BRIDE FLIGHT is a character-driven story from the Netherlands of three women, Ada, Esther and Marjorie, and how their lives are forever intertwined because of their relationship with Frank, whom they all met on a shared flight from Holland to New Zealand after WW II. The story intercuts between contemporary times as the three women reunite at Frank’s funeral and flashbacks of when they left Europe as war brides to settle in New Zealand.
The three women board the Flying Dutchman on its record-breaking flight from Holland to New Zealand. Ada is going to meet up with her soon-to-be husband. He’s a devout, reformed Christian who sinned with Ada and impregnated her. Now, he wants to fly her down to make an honest woman of her. Ada is nervous she will not find happiness with his guilt-ridden religious fervor. On the flight, she sits beside Frank, and his passion for life inspires Ada and makes her question her pending nuptials.
Meanwhile, Marjorie is headed to meet up with the man of her dreams, and Esther is going to open up a store of designer clothing. However, their various lives are not without pain of their own. Marjorie is unable to bear children, and Esther cannot find a love of her own. One night, Esther and Frank have a drunken affair, and Esther becomes pregnant. To ease Marjorie’s pain, she gives the newborn to Marjorie and her husband, who adopt the little one.
[SPOILERS ALERT] As the years pass, Ada and Frank’s love goes unrequited, Esther feels disconnected from her daughter, and Marjorie becomes overly protective of her adopted daughter’s love. The man who draws the women’s friendship together is the same man who seems to be tearing them apart. When they meet again at Frank’s funeral, they are able to look back and celebrate their complicated history together.

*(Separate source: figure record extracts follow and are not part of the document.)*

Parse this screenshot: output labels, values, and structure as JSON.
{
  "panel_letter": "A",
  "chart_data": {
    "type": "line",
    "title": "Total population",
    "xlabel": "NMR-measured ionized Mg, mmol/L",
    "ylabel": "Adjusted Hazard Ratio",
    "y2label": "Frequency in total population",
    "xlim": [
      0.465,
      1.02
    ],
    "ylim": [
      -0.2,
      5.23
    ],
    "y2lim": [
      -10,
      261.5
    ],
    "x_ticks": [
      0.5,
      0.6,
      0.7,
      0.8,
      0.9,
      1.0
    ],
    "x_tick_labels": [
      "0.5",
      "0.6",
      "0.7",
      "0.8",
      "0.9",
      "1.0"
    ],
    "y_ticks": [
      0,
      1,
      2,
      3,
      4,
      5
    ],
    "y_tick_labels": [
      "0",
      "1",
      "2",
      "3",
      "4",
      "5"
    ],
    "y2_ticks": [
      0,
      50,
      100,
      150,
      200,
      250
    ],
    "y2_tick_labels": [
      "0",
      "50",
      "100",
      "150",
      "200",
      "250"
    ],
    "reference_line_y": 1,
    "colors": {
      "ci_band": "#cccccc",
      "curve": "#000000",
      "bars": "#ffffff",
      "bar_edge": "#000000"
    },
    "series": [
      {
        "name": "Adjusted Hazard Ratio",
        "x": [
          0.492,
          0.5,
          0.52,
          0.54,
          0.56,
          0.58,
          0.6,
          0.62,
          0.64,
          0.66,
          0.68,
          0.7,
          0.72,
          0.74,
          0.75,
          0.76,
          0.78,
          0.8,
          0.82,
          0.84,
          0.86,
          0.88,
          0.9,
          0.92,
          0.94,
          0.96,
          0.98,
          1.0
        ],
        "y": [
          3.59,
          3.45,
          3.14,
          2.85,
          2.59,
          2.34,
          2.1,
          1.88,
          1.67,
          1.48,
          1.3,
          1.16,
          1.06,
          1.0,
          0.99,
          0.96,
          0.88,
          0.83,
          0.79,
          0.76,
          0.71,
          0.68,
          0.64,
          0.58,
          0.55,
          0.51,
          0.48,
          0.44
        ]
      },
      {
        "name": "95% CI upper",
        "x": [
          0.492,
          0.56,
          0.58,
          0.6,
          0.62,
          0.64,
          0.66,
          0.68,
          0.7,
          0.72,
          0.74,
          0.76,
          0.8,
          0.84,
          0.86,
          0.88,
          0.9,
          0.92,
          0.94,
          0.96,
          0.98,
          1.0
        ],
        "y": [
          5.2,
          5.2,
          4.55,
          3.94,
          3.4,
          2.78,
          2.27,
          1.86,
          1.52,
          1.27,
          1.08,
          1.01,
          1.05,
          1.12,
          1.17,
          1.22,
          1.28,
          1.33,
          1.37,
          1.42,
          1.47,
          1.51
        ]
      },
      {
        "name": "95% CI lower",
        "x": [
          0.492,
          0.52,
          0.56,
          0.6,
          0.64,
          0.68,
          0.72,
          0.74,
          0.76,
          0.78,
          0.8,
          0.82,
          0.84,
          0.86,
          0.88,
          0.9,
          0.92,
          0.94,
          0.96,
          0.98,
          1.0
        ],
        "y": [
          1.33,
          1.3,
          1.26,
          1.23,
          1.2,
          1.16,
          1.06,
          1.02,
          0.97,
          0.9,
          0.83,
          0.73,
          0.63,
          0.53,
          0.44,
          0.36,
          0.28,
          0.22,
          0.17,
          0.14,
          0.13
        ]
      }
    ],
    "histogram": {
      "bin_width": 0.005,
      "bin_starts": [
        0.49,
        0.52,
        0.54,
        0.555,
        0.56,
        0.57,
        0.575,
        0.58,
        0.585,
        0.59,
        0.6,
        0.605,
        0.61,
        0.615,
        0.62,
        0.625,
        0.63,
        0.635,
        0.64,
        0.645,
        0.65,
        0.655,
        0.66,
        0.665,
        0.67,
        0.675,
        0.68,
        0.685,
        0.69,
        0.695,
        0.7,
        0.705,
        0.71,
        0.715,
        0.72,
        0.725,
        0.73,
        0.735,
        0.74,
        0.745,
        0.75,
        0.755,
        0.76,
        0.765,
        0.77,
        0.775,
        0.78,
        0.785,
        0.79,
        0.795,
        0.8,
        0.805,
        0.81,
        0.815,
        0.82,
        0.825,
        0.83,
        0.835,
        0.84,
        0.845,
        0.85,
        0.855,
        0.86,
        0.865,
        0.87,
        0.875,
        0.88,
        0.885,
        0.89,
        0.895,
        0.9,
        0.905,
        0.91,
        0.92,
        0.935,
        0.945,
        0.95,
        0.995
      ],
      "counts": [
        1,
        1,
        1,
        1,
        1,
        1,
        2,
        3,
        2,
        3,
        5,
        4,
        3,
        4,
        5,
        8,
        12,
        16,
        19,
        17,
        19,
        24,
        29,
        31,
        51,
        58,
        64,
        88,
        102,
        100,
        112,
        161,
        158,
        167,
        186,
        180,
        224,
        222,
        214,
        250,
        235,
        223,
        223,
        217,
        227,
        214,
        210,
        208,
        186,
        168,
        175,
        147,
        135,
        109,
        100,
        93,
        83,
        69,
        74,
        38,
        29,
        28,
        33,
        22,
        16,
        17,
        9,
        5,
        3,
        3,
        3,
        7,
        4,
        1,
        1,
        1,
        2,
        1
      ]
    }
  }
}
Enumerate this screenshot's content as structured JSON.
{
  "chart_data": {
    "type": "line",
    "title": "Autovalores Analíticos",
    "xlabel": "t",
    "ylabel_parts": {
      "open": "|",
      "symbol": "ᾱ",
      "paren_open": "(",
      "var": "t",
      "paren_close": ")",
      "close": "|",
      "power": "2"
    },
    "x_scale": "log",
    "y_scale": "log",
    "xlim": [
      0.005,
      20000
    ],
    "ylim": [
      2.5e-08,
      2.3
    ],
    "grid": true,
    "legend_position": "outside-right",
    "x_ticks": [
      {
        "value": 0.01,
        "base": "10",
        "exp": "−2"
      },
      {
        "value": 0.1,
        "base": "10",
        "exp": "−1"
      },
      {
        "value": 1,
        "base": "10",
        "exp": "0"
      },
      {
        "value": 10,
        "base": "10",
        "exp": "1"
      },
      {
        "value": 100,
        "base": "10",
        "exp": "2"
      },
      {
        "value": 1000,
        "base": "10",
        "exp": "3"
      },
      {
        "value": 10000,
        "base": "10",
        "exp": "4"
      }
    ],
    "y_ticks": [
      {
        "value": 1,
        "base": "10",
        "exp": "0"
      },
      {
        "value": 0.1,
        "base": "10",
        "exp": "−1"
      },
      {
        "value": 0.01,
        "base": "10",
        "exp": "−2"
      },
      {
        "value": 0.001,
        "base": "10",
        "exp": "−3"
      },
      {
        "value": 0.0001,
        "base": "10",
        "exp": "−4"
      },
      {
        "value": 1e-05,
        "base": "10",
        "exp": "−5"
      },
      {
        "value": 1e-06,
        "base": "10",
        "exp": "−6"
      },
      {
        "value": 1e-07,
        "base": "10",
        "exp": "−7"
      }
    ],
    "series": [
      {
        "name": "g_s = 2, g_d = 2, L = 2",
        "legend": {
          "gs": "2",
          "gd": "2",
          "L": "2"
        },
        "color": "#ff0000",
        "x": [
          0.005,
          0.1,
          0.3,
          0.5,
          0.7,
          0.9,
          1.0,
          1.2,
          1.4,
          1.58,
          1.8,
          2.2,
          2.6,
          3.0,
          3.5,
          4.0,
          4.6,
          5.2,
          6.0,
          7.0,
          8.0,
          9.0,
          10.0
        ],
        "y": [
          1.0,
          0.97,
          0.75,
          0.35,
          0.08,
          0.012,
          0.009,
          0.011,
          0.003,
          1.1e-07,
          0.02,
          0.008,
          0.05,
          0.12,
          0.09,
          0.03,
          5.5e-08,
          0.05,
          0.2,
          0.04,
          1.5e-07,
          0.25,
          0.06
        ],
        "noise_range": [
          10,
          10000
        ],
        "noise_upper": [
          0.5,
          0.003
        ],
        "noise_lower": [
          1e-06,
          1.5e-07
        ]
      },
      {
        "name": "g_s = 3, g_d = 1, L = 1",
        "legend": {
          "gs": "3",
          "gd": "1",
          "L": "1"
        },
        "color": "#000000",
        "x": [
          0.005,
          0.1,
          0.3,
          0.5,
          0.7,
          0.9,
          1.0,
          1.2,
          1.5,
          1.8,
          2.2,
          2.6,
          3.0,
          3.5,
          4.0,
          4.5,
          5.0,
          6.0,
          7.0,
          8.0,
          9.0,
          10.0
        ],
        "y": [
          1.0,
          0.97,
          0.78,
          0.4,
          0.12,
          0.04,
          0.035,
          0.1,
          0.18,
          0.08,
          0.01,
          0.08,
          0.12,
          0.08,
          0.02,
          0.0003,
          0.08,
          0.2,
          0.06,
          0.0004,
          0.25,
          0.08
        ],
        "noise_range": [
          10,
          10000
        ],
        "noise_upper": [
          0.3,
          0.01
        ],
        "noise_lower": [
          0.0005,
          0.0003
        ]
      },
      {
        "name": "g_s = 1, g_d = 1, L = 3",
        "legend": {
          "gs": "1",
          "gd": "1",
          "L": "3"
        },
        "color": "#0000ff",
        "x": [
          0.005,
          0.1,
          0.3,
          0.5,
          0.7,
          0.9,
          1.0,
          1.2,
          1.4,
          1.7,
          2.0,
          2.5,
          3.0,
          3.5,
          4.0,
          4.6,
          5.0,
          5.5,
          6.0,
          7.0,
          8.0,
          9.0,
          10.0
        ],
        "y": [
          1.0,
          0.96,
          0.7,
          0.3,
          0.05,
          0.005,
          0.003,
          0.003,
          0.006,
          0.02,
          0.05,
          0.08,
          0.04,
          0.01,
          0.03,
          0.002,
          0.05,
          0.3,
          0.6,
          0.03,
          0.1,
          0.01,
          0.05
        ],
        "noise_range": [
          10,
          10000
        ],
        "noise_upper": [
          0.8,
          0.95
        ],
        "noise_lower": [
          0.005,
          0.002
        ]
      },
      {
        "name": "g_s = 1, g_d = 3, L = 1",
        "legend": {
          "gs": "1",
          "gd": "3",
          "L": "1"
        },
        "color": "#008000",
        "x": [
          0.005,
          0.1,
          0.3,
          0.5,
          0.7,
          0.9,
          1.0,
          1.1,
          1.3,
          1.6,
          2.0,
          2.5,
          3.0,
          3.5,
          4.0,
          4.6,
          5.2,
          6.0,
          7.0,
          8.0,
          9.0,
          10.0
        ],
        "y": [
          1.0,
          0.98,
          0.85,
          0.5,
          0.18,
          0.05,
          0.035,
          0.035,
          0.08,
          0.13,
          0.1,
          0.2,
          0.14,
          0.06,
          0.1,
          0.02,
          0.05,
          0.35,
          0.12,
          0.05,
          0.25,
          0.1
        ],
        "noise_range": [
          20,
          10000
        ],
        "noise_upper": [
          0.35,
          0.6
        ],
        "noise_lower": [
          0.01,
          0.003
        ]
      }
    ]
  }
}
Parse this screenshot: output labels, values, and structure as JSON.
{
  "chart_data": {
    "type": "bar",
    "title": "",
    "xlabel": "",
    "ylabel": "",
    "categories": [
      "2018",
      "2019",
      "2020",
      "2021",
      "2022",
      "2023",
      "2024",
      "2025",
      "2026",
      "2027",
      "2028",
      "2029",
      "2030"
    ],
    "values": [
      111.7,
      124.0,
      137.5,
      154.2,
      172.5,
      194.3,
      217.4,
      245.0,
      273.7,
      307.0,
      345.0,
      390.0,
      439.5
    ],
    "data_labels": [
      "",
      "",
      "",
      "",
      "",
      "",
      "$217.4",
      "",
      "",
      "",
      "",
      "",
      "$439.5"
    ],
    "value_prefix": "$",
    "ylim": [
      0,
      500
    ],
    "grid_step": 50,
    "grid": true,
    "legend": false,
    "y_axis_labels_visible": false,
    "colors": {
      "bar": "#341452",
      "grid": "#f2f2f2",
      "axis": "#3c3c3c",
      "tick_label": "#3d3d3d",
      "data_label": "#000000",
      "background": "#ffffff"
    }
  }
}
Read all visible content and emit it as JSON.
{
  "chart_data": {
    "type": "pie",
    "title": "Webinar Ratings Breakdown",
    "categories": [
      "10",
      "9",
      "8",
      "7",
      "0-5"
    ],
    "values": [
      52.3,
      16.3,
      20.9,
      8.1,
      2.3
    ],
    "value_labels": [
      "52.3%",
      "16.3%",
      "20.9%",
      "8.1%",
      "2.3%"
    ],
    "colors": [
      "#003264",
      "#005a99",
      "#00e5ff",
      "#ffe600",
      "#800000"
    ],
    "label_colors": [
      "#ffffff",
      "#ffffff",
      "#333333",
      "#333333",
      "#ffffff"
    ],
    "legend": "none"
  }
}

Though beautifully shot, BRIDE FLIGHT is a plodding relationship drama that’s largely uninteresting. The pace is slow, which is fitting for this particular character-driven piece, but the characters are not dynamic. The movie becomes a wearisome tale with no character growth and no rewarding finish.
The movie also has strong sexual content and explicit nudity. It also has a largely mixed, Romantic worldview with immoral relationships and a very negative view of Ada’s husband as a repressive Christian. Finally, BRIDE FLIGHT has brief intense violence and brief foul language, along with miscellaneous immoral behavior such as lying and jealousy.


In Brief:

BRIDE FLIGHT is a character-driven story from the Netherlands. Three women board the Flying Dutchman on its record-breaking flight from Holland to New Zealand after World War II. Ada’s meeting her soon-to-be husband, a devout, reformed Christian who sinned and impregnated her. Now, he’s flying her down to make an honest woman of her. On the flight, she sits beside Frank. Frank’s passion for life inspires Ada and makes her question her pending nuptials. Meanwhile, Marjorie is headed to meet up with the man of her dreams, and Esther is going to open up a designer clothing store. Marjorie is unable to bear children, so when Esther becomes pregnant from a drunken encounter with Frank, she gives the baby to Marjorie and her husband, who adopt the baby. As years pass by, the women look back on how Frank impacted their lives.
Though beautifully shot, BRIDE FLIGHT is a plodding relationship drama that’s largely uninteresting, with no rewarding finish. The movie contains strong sexual content, explicit nudity and a Romantic worldview with a very negative view of the first woman’s Christian husband. Media-wise viewers probably will not like BRIDE FLIGHT.